PERM has been at the forefront of tribal issues at Mille Lacs Lake since its involvement with the 1837 Treaty hunting and fishing rights lawsuit. Part of a deal worked out by the State of Minnesota and the Mille Lacs Band in the early 1990s would have recognized the continued existence of old reservation boundaries created in an 1855 treaty. Not only would the resurrection of a long-since disestablished Indian reservation affect a host of jurisdictional issues for state and local government, the existence of the 1855 Mille Lacs reservation would impact natural resource management in the area, in particular, the Band's claim to fish in Mille Lacs Lake.

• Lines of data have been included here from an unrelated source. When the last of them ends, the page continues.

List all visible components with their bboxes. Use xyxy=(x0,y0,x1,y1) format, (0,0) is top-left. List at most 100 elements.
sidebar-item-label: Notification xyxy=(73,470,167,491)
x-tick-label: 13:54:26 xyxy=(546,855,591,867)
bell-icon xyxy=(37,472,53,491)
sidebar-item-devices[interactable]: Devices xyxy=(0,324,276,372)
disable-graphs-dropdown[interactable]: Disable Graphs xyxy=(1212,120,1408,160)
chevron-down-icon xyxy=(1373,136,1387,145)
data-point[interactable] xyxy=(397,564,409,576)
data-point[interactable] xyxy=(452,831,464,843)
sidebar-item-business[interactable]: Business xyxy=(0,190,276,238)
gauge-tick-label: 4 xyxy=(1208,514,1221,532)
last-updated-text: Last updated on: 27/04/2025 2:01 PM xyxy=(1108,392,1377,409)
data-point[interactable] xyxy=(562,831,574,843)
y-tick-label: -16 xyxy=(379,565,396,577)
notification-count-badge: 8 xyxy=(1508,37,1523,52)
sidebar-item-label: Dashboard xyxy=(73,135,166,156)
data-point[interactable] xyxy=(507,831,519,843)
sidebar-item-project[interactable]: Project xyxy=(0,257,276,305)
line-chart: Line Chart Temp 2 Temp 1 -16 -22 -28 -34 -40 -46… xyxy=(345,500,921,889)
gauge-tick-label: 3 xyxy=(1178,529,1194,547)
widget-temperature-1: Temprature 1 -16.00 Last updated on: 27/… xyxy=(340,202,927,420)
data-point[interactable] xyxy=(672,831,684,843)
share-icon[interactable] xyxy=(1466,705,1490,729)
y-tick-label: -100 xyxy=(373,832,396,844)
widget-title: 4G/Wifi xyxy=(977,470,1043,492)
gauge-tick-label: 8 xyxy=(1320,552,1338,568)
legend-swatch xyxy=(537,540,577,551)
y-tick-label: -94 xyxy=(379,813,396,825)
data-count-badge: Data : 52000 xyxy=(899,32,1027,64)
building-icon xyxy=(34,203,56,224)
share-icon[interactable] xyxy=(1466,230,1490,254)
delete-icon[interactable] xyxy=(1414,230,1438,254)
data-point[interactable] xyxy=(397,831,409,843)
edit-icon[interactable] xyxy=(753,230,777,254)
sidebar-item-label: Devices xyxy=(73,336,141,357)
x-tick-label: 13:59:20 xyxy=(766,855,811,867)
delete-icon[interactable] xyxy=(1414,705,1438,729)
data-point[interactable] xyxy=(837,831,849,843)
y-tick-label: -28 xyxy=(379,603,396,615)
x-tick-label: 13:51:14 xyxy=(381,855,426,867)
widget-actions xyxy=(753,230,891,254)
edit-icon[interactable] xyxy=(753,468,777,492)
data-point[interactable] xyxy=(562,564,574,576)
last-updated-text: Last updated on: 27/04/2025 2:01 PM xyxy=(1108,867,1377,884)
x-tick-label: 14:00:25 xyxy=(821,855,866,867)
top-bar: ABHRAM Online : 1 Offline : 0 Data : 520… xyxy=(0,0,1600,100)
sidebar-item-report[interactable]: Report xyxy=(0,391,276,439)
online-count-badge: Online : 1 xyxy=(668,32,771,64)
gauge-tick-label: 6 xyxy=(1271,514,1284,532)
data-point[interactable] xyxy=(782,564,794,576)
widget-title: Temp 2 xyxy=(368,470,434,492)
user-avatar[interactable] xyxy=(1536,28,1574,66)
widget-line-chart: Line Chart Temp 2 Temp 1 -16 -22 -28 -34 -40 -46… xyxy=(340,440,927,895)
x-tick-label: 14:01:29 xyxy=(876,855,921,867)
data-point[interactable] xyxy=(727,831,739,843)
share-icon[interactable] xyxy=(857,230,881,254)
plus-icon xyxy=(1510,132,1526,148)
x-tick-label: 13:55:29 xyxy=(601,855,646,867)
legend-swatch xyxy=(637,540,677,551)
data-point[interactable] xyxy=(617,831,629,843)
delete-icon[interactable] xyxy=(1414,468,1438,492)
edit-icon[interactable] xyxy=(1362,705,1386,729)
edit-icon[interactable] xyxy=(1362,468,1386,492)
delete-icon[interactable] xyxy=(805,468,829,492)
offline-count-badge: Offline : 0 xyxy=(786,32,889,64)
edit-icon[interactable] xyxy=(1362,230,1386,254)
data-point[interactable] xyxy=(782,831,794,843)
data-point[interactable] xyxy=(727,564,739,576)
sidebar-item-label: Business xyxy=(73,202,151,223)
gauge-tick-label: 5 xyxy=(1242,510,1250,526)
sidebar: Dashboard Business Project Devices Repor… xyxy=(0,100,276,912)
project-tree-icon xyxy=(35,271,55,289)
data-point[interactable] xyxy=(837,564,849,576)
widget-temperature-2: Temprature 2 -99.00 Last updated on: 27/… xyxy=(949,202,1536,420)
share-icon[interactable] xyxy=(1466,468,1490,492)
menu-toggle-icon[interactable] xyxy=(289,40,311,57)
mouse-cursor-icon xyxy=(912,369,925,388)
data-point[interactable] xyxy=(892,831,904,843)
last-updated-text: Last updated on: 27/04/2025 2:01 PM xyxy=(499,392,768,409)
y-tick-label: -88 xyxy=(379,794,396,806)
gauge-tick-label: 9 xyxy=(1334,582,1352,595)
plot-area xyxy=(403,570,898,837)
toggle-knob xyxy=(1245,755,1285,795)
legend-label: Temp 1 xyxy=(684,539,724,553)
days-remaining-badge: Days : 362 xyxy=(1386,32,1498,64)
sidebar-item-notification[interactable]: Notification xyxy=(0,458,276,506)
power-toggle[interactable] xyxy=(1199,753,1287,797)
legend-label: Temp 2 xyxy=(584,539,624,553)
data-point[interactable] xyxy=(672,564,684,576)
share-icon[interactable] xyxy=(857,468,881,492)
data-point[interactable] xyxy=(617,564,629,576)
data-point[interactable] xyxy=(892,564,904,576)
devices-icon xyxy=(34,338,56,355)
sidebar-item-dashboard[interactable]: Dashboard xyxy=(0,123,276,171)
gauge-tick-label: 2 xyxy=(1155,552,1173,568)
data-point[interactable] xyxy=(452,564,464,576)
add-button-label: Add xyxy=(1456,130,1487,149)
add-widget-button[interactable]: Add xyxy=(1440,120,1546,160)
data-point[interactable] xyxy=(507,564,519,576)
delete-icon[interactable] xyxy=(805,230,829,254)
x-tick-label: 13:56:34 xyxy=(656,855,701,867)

For these reasons, PERM has been very concerned about the dispute over the current size of the Mille Lacs Reservation or whether the reservation still exists at all. PERM contends it does not.
According to PERM Board member Howard Thurber of Wahkon, Minnesota " The PERM Board felt it was necessary to adopt a resolution in support of the Mille Lacs County decision to resolve this dispute, and reiterate PERMs commitment to prepare for possible litigation over the issue." PERM Chairman Pat Doroff pointed out that PERM has acquired a wealth of information that has a direct relevance to the reservation boundary issue from our involvement in the 1837 Treaty lawsuit. This information will be helpful as the reservation dispute heads to court.